Chawan started out as a w3m clone, and the UI still resembles it. However, the architecture has turned out quite different, with pages loaded in separate processes, and protocol/file type handling separated out into external binaries. An interesting result is that you can even register decoders for custom inline image formats, although practical use cases of this are rather minimal.

There is a gallery showcasing some websites being rendered here: https://chawan.net/gallery/index.html

[1]: https://nim-lang.org

1. onetom ◴[] No.44296227[source]
@shiomiru

What's the best resource (paid or free) in your opinion for learning about these TTY related concepts?

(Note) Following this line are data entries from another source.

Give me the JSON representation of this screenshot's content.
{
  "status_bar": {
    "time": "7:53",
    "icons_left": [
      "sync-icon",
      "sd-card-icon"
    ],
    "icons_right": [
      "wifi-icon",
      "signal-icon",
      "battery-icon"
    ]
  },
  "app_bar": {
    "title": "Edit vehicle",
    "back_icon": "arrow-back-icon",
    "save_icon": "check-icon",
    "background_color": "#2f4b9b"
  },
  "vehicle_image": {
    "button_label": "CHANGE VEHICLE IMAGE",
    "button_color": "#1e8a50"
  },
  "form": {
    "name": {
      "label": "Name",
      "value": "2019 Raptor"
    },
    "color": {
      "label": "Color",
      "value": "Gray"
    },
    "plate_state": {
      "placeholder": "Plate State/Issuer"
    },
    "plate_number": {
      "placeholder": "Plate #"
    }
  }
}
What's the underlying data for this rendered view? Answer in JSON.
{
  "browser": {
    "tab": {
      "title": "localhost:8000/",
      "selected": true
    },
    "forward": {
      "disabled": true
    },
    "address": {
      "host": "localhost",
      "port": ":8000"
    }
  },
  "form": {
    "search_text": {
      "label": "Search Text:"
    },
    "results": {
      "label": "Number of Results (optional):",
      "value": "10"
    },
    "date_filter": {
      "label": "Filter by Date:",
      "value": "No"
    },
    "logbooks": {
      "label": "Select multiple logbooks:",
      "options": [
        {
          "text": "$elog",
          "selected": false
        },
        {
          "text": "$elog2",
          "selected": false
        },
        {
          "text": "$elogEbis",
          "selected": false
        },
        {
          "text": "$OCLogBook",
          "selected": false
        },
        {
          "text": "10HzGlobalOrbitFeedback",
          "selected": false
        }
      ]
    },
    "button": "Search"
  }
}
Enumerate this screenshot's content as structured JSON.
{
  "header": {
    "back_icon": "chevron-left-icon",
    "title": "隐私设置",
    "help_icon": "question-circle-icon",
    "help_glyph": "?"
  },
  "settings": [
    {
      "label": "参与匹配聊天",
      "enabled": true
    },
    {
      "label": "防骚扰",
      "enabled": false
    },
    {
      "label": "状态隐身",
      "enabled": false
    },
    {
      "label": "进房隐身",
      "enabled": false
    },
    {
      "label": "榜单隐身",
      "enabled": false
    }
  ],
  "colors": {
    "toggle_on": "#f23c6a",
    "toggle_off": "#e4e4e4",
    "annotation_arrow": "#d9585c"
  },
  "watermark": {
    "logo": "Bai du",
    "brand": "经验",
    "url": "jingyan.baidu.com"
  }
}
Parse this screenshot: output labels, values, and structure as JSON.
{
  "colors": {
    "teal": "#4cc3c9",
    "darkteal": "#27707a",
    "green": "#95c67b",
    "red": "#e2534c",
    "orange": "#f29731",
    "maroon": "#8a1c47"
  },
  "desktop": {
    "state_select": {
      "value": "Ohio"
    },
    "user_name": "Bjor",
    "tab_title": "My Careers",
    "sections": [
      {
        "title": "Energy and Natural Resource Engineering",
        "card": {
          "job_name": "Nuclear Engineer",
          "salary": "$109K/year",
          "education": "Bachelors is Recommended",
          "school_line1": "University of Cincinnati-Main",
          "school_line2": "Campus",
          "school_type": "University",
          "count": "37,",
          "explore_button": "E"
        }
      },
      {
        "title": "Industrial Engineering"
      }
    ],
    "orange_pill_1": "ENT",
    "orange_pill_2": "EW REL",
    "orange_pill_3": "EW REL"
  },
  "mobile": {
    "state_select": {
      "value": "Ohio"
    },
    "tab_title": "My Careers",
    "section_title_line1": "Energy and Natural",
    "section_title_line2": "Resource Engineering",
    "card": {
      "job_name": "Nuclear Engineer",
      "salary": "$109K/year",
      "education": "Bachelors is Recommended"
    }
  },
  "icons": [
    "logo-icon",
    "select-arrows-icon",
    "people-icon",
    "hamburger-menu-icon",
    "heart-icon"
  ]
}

I'm aware of https://www.linusakesson.net/programming/tty/index.php for example, but that doesn't go into termcap/terminfo/curses.

one of the comments mentions http://www.amazon.com/termcap-terminfo-OReilly-Nutshell-Lind... though (online https://www.scribd.com/document/831486848/Termcap-and-Termin...)

replies(1): >>44297017 #
2. shiomiru ◴[] No.44297017[source]
chawan has a custom terminal module, so my knowledge about the standard X/Open curses is not that great.

That said, for the actual escape sequences, XTerm's ctlseqs.ms[1] is an invaluable resource. I also took many ideas from nick black's notcurses[2], and I especially recommend his notes on "sprixels".[3]